The 20-year-old, free of a shoulder injury that forced her out of qualifying for last week’s Hobart tournament, won her first match at the Australian Open at her fourth attempt with a 6-4 7-5 victory over Germany’s Annika Beck.
“It’s nice to finally get that first singles win here,” Barty told reporters on Monday. “I think you have to enjoy it. You have to sort of appreciate what you’ve worked for, what you’ve achieved.”
Barty, who won a junior Wimbledon title at 15, made three grand slam doubles finals with compatriot Casey Dellacqua in 2013 and faced Serena Williams on center court at Melbourne Park three years ago, gave the game away in late 2014.
It was too much, too fast, she said at the time and wanted to have a normal life for while, spend time at home with friends and family and play a team sport.

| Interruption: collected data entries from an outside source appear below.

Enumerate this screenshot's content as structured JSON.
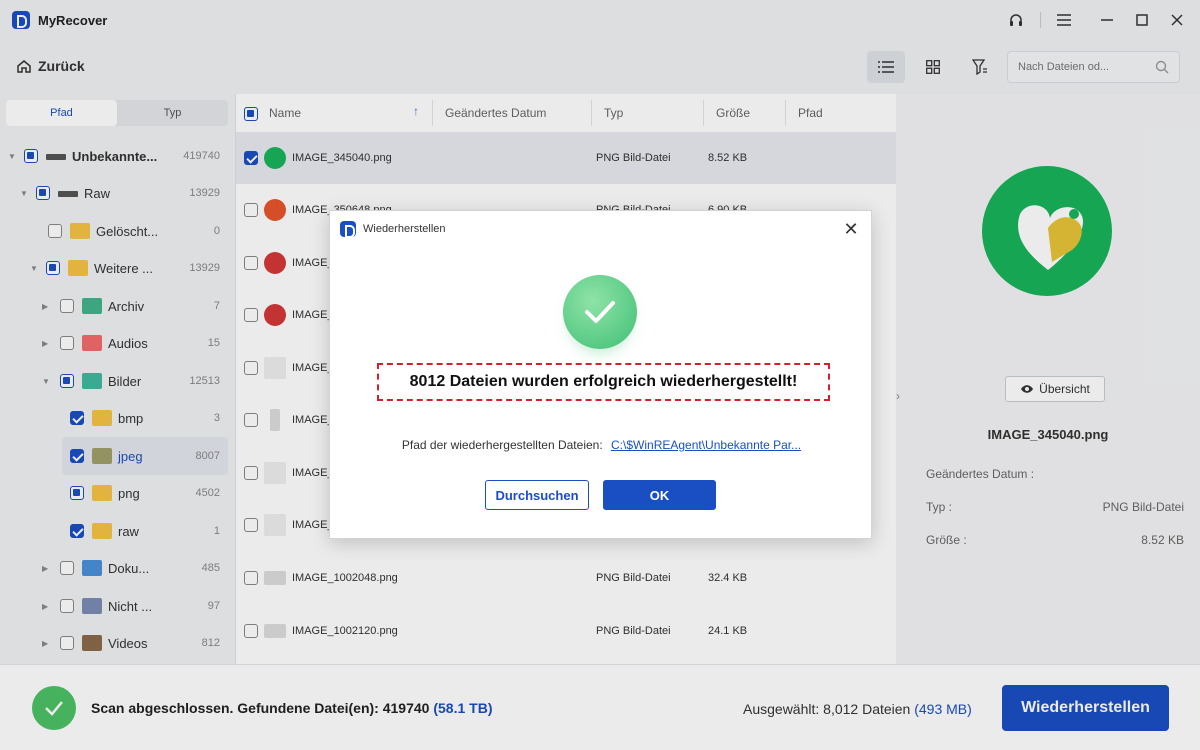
{
  "app": {
    "title": "MyRecover"
  },
  "toolbar": {
    "back_label": "Zurück",
    "search_placeholder": "Nach Dateien od..."
  },
  "sidebar": {
    "tabs": [
      {
        "label": "Pfad",
        "active": true
      },
      {
        "label": "Typ",
        "active": false
      }
    ],
    "tree": [
      {
        "label": "Unbekannte...",
        "count": "419740",
        "bold": true,
        "icon": "drive-icon",
        "state": "partial",
        "expanded": true
      },
      {
        "label": "Raw",
        "count": "13929",
        "icon": "drive-icon",
        "state": "partial",
        "expanded": true
      },
      {
        "label": "Gelöscht...",
        "count": "0",
        "icon": "trash-folder-icon",
        "state": "unchecked"
      },
      {
        "label": "Weitere ...",
        "count": "13929",
        "icon": "folder-icon",
        "state": "partial",
        "expanded": true
      },
      {
        "label": "Archiv",
        "count": "7",
        "icon": "archive-icon",
        "state": "unchecked"
      },
      {
        "label": "Audios",
        "count": "15",
        "icon": "audio-icon",
        "state": "unchecked"
      },
      {
        "label": "Bilder",
        "count": "12513",
        "icon": "image-icon",
        "state": "partial",
        "expanded": true
      },
      {
        "label": "bmp",
        "count": "3",
        "icon": "folder-icon",
        "state": "checked"
      },
      {
        "label": "jpeg",
        "count": "8007",
        "icon": "folder-icon",
        "state": "checked",
        "selected": true
      },
      {
        "label": "png",
        "count": "4502",
        "icon": "folder-icon",
        "state": "partial"
      },
      {
        "label": "raw",
        "count": "1",
        "icon": "folder-icon",
        "state": "checked"
      },
      {
        "label": "Doku...",
        "count": "485",
        "icon": "document-icon",
        "state": "unchecked"
      },
      {
        "label": "Nicht ...",
        "count": "97",
        "icon": "unknown-file-icon",
        "state": "unchecked"
      },
      {
        "label": "Videos",
        "count": "812",
        "icon": "video-icon",
        "state": "unchecked"
      }
    ]
  },
  "filelist": {
    "columns": [
      "Name",
      "Geändertes Datum",
      "Typ",
      "Größe",
      "Pfad"
    ],
    "rows": [
      {
        "name": "IMAGE_345040.png",
        "type": "PNG Bild-Datei",
        "size": "8.52 KB",
        "checked": true,
        "selected": true
      },
      {
        "name": "IMAGE_350648.png",
        "type": "PNG Bild-Datei",
        "size": "6.90 KB",
        "checked": false
      },
      {
        "name": "IMAGE_...",
        "type": "",
        "size": "",
        "checked": false
      },
      {
        "name": "IMAGE_...",
        "type": "",
        "size": "",
        "checked": false
      },
      {
        "name": "IMAGE_...",
        "type": "",
        "size": "",
        "checked": false
      },
      {
        "name": "IMAGE_...",
        "type": "",
        "size": "",
        "checked": false
      },
      {
        "name": "IMAGE_...",
        "type": "",
        "size": "",
        "checked": false
      },
      {
        "name": "IMAGE_...",
        "type": "",
        "size": "",
        "checked": false
      },
      {
        "name": "IMAGE_1002048.png",
        "type": "PNG Bild-Datei",
        "size": "32.4 KB",
        "checked": false
      },
      {
        "name": "IMAGE_1002120.png",
        "type": "PNG Bild-Datei",
        "size": "24.1 KB",
        "checked": false
      }
    ]
  },
  "preview": {
    "overview_label": "Übersicht",
    "filename": "IMAGE_345040.png",
    "props": [
      {
        "label": "Geändertes Datum :",
        "value": ""
      },
      {
        "label": "Typ :",
        "value": "PNG Bild-Datei"
      },
      {
        "label": "Größe :",
        "value": "8.52 KB"
      }
    ]
  },
  "status": {
    "text": "Scan abgeschlossen. Gefundene Datei(en): 419740",
    "size": "(58.1 TB)",
    "selected_text": "Ausgewählt: 8,012 Dateien",
    "selected_size": "(493 MB)",
    "restore_label": "Wiederherstellen"
  },
  "dialog": {
    "title": "Wiederherstellen",
    "message": "8012 Dateien wurden erfolgreich wiederhergestellt!",
    "path_label": "Pfad der wiederhergestellten Dateien:",
    "path_link": "C:\\$WinREAgent\\Unbekannte Par...",
    "browse_label": "Durchsuchen",
    "ok_label": "OK"
  },
  "colors": {
    "accent": "#1a4fc4",
    "success": "#4cc267",
    "highlight_border": "#d3202a"
  }
}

Having impressed in club cricket, she was signed by the Brisbane Heat for the inaugural women’s Big Bash Twenty20 competition in November 2015, hitting 39 runs in her first match.
She returned to tennis mid-way through last year, playing lower-level tournaments and attempting to qualify for Wimbledon.
Barty won her first match at the Brisbane tournament two weeks ago before losing to world number one Angelique Kerber.
After getting a wildcard for the season-opening grand slam, she withdrew from qualifying in Hobart, preferring to ensure she was ready for her return to the big show.
On Monday, she showed she was definitely ready with her win over Beck to set up a second round clash with Shelby Rogers after the American upset fourth seed Simona Halep.
“Obviously I’ve developed a lot in the last few years, have matured a lot,” she added. “I’m sort of not a little kid anymore. I know how to prepare a little bit better now.
“Doesn’t matter whether I’m playing on a court at home or center court here. I just go out and play point-by-point and try and focus on winning.”